Dietro le dichiarazioni di Trump emerge quindi un tentativo molto più ampio: usare la tregua con l’Iran per rilanciare la sua vecchia strategia mediorientale, quella degli Accordi di Abramo, che durante il suo primo mandato portarono Emirati Arabi Uniti, Bahrein, Marocco e Sudan a riconoscere Israele. All’epoca Washington presentò l’iniziativa come una svolta storica capace di aprire una nuova stagione di cooperazione economica, militare e tecnologica nella regione.

Oggi però lo scenario è profondamente cambiato. La guerra di Gaza ha riacceso sentimenti anti-israeliani in gran parte del mondo arabo e musulmano, rendendo politicamente molto più rischioso qualsiasi passo verso una normalizzazione. Lo stesso Axios ha riferito che durante la telefonata con Trump i leader arabi avrebbero reagito con un lungo silenzio alla richiesta americana. Secondo una delle fonti citate, Trump avrebbe persino scherzato chiedendo: “Siete ancora lì?”. Un episodio che fotografa perfettamente il gelo diplomatico attorno alla proposta americana.

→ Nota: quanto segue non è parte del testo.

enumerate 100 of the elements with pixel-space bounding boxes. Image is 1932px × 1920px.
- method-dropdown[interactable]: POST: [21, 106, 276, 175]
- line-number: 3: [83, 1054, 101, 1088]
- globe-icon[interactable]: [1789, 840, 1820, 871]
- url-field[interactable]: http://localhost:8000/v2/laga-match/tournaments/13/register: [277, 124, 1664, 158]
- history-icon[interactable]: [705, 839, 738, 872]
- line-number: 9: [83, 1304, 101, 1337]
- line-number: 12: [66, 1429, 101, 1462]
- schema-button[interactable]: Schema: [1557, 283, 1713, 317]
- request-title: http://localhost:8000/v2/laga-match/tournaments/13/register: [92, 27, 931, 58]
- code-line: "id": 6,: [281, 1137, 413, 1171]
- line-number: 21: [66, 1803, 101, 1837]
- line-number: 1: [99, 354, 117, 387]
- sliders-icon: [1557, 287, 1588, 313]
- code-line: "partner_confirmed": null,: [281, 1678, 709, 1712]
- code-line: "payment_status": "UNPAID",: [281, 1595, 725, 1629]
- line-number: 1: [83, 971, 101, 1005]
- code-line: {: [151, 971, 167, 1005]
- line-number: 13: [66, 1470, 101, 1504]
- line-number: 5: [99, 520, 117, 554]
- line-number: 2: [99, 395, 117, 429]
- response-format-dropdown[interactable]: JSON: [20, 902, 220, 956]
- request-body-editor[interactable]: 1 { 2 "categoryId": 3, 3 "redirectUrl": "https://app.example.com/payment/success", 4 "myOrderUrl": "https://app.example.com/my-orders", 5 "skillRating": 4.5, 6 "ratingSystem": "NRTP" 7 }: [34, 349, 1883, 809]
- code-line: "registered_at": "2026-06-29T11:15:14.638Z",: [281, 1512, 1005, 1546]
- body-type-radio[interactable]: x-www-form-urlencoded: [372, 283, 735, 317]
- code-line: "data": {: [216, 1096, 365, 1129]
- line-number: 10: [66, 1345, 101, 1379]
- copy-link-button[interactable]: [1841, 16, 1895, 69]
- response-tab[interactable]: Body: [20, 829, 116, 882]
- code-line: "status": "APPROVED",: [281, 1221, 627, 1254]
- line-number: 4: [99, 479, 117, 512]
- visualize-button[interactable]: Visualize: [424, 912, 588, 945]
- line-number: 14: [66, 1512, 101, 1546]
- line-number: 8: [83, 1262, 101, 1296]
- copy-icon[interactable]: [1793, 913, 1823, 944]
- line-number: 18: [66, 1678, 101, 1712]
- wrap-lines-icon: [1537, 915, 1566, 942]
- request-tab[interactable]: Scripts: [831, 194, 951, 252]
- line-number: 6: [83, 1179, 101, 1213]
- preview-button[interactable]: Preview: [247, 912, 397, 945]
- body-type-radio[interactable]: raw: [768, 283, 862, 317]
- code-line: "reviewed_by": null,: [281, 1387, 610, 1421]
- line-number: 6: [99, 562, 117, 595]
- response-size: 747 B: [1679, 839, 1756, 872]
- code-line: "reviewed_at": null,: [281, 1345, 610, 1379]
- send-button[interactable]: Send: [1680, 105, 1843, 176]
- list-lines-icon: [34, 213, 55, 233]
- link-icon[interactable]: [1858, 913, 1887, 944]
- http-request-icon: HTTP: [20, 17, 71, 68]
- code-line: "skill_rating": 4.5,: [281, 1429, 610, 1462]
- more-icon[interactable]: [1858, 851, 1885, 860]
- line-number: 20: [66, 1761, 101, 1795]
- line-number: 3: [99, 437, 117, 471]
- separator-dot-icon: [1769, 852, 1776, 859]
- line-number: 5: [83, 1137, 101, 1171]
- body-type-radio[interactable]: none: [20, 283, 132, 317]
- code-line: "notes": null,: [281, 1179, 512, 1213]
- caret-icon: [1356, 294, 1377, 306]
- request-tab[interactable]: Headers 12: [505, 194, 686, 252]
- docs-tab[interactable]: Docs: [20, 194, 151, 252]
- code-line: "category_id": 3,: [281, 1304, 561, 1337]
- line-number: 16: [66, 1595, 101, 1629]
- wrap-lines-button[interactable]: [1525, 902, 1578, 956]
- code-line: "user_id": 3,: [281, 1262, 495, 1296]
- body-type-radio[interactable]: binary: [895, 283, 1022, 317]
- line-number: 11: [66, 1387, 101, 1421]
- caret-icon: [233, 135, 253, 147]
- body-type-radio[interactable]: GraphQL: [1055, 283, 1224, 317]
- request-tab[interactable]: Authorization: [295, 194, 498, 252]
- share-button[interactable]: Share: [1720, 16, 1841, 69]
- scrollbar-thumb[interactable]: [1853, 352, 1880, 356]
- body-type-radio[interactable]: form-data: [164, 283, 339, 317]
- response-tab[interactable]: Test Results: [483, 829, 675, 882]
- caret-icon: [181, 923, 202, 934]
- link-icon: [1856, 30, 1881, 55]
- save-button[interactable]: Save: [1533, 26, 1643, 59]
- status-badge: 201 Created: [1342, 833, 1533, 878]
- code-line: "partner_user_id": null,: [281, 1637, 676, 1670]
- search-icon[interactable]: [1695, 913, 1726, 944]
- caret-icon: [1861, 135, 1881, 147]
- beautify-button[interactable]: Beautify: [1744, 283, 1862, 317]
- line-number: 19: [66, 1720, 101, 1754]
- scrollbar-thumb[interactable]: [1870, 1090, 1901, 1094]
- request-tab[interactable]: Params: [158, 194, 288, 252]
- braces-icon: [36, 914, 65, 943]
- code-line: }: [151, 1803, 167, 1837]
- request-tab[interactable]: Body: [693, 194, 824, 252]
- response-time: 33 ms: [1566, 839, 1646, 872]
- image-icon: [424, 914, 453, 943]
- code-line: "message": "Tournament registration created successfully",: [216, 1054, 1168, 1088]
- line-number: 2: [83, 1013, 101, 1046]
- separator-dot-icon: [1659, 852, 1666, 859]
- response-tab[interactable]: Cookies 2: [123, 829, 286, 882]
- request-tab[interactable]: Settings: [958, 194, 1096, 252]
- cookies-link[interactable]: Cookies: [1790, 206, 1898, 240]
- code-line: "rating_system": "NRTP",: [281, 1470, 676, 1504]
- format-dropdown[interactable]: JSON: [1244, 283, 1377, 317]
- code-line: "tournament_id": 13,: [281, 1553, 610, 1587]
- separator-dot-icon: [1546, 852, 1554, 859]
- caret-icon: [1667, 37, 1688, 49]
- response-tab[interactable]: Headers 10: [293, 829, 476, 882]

Nel frattempo, anche all’interno di Israele cresce la diffidenza verso i negoziati con Teheran. Diversi funzionari israeliani temono che un accordo possa concedere all’Iran tempo prezioso per riorganizzarsi economicamente e militarmente senza affrontare davvero il nodo del programma nucleare e dei missili balistici. Alcuni ambienti vicini al governo Netanyahu parlano apertamente di un’intesa “non favorevole agli interessi israeliani”.

Il presidente americano sembra muoversi su un doppio binario: da un lato vuole chiudere rapidamente il dossier iraniano evitando una nuova escalation militare; dall’altro cerca di offrire a Israele una compensazione politica e strategica attraverso nuove normalizzazioni diplomatiche. Una strategia che potrebbe rafforzare il ruolo internazionale di Trump in vista delle prossime sfide elettorali, ma che rischia di scontrarsi con una realtà regionale sempre più instabile e polarizzata.

Per ora, dunque, il progetto di Trump appare più simile a una gigantesca operazione di pressione geopolitica che a un accordo realmente vicino alla concretizzazione. E il silenzio dei leader arabi durante la telefonata con la Casa Bianca potrebbe essere stato il primo, vero messaggio politico arrivato a Washington.